Footloose and Fancy-Free
“Journal, La Guayra, 1844,” the cover of the precious diary reads. Its nineteen-year-old author identifies herself as “Henrietta.” Four years later, she would leave Venezuela and enter the United States as “Henretty Jackson.” But that was neither her real name nor the one under which she would write her many novels, essays, and poems. When she died in 1906, the death of this “well-known” Jewish writer was noted across the United States, and even in Hawaii, under a totally different name: Cora Wilburn.
Born in 1824 in France, probably in the Alsace region that became part of Germany as a result of the Franco-Prussian War in 1871, Henrietta was originally known by the last name Pulfermacher (“Powdermaker”). Her German-born mother, Lea, died soon after her birth, and her father, Moritz, subsequently remarried in England. Then misfortune struck again in 1837,
when “Moss” Pulfermacher, self proclaimed “agent for foreign houses in the West Indies, and for Spaniards on the Spanish Main,” was listed in The London Gazette (pt. 1, p. 801) as an insolvent debtor and prisoner.
Consequently, the little family traveled, in Henrietta’s words, “nearly over the world.” “In the year 1839… we were voyaging up the Ir[r]awaddy River, bound for the capital of the Burmah Empire – the city of Amarapoora [Amarapura],” she recalled in one article (“Honor to Whom Honor is Due,” Our Dumb Animals, November 1878, p. 46 ). Looking back on this period, she wrote regretfully:
The dreamer of the beautiful, the free, wild, soaring spirit, is imprisoned by the requirements of the daily needs. She, who gazed upon the glories of the sunset from the Ganges’ sacred banks, she who stood beside the sphynx in solitary meditations, who drank in soul-draughts of life-lasting inspiration on the Alpine mounts – she is now the saddest, most unheeded thing of earth, a seamstress for her daily bread. (Banner of Light, June 16, 1860, p. 1)
Henrietta mentions spending “youth’s roseate hours” in Hawaii. Then on March 22, 1843, according to her diary, she and her parents left Singapore for Bremen.
World travelers, especially Jewish ones, were few and far between in the first half of the 19th century. Prior to the advent of the steamship, sea voyages were risky, wearying, and expensive, so only traveling merchants and the very wealthy indulged.
Moritz Pulfermacher pretended to be among the latter, and his gem business lent his penchant for peripatetic travel credibility.
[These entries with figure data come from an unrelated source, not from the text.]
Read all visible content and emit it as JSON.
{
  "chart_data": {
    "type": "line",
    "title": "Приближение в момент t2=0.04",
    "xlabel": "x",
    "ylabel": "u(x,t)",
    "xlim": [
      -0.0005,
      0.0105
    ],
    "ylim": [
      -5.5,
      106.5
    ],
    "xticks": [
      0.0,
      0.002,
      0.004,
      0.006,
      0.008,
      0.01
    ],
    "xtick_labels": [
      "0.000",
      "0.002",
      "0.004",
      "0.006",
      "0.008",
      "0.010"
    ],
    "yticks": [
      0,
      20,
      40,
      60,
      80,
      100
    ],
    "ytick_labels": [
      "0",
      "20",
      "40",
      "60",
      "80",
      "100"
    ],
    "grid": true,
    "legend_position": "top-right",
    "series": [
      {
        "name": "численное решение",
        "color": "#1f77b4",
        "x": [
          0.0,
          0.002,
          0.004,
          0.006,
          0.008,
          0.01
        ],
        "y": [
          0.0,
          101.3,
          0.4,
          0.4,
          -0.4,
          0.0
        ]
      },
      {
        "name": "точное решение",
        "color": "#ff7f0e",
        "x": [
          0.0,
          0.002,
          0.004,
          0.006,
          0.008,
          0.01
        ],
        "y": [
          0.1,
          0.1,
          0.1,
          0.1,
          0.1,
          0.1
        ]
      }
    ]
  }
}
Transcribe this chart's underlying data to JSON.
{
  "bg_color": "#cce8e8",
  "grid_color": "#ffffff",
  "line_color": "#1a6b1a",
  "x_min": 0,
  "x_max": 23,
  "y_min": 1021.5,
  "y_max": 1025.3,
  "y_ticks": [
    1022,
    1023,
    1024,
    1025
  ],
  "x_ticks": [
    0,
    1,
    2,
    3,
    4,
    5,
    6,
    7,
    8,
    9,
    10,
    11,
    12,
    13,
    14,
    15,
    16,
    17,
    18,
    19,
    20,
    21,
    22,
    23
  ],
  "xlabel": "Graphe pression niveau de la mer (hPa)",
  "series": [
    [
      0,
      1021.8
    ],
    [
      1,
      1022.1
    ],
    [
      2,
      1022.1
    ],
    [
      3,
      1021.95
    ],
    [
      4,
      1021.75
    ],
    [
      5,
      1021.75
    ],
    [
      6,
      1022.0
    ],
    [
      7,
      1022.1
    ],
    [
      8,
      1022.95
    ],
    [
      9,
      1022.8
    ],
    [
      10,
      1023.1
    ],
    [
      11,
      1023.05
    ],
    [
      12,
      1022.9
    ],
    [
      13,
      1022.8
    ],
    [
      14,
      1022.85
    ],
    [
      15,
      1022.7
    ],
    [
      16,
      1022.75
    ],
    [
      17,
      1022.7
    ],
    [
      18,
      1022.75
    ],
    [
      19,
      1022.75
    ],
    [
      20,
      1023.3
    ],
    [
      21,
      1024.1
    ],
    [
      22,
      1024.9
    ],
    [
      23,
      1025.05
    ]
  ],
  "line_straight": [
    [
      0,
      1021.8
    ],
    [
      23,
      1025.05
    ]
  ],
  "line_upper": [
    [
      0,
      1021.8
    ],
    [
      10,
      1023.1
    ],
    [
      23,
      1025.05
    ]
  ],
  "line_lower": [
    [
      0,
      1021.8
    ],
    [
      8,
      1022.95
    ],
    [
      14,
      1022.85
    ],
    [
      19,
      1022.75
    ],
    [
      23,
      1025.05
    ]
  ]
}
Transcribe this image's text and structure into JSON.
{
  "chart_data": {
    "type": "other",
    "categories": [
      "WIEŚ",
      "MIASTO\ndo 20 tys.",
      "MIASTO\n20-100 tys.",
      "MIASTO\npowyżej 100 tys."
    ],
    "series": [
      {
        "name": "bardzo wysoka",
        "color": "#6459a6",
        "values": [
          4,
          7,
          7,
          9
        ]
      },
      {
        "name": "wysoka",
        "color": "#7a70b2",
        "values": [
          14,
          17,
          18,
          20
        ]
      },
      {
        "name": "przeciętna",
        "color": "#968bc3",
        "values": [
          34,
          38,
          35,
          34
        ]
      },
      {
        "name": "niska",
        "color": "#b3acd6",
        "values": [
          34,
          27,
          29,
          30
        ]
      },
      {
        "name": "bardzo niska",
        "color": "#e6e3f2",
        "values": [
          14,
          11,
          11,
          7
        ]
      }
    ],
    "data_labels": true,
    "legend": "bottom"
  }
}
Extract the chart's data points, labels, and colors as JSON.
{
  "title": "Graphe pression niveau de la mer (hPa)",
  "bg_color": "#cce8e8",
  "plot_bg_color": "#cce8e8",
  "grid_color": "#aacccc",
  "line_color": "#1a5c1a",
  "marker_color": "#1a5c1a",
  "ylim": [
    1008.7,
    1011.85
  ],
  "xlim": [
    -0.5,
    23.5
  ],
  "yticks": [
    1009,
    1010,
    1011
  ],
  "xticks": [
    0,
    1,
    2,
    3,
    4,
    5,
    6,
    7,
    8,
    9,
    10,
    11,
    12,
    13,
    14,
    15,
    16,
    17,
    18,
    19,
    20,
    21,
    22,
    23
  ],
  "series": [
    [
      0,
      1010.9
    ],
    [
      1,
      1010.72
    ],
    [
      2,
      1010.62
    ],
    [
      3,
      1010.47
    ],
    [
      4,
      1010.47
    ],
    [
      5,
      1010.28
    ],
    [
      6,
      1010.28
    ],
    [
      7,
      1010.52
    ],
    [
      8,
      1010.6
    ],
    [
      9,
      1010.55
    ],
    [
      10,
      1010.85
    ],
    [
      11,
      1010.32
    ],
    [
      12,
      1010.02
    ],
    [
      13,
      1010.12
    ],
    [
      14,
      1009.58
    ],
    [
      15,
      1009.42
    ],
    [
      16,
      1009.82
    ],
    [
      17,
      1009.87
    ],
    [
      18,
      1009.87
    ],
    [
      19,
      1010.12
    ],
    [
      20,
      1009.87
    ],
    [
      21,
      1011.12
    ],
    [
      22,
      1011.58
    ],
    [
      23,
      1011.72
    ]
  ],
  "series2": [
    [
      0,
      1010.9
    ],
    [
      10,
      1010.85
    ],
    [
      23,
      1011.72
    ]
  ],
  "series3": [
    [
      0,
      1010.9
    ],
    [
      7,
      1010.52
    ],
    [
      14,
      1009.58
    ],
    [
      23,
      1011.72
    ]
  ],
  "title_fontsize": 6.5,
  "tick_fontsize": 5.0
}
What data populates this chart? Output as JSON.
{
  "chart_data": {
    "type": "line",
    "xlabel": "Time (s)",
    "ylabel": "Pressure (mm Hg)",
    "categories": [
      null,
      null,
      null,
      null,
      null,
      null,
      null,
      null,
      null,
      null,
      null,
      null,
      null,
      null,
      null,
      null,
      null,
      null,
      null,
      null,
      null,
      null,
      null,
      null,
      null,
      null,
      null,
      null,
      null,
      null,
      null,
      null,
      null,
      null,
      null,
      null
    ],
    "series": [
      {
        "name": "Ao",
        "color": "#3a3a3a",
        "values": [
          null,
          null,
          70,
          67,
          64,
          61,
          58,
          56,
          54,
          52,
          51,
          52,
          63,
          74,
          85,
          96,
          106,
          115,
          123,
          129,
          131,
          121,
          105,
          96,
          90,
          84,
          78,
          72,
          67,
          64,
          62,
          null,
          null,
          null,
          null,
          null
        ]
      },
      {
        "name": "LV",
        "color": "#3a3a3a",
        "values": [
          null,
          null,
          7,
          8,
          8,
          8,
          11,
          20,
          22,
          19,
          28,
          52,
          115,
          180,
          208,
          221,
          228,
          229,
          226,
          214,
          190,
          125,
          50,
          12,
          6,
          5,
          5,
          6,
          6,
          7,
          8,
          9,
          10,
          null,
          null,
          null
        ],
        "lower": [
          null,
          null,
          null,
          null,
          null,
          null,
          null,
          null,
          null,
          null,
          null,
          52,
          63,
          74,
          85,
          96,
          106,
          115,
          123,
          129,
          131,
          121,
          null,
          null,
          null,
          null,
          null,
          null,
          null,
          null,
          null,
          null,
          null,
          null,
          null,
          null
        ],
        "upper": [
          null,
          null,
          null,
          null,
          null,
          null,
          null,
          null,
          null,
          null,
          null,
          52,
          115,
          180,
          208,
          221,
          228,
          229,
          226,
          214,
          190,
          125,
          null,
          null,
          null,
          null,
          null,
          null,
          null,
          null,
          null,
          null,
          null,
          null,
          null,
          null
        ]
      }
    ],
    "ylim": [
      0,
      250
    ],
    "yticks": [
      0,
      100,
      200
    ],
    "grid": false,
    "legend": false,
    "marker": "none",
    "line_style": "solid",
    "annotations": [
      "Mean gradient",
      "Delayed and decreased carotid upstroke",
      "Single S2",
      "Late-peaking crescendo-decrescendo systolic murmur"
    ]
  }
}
But around the time he and his family departed from Singapore, an article in Burma’s Maulmain Chronicle (later reprinted elsewhere) blew his cover. “Tricks of a Traveller” described how Pulfermacher, opulently attired and in the company of his wife and daughter, held forth as a “rich diamond merchant” and swindled a sea captain and others by taking loans never repaid, leaving what proved to be “false stones,” “counterfeit gold,” and “German” (faux) silver as collateral. In some venues, it reported, he paraded as “an American Jew named Moritz Jackson” – the same last name Henrietta adopted when immigrating to America. The exposé warned that the con man was en route to Curaçao to ensnare new victims (The Sydney Morning Herald, Australia, March 30, 1843).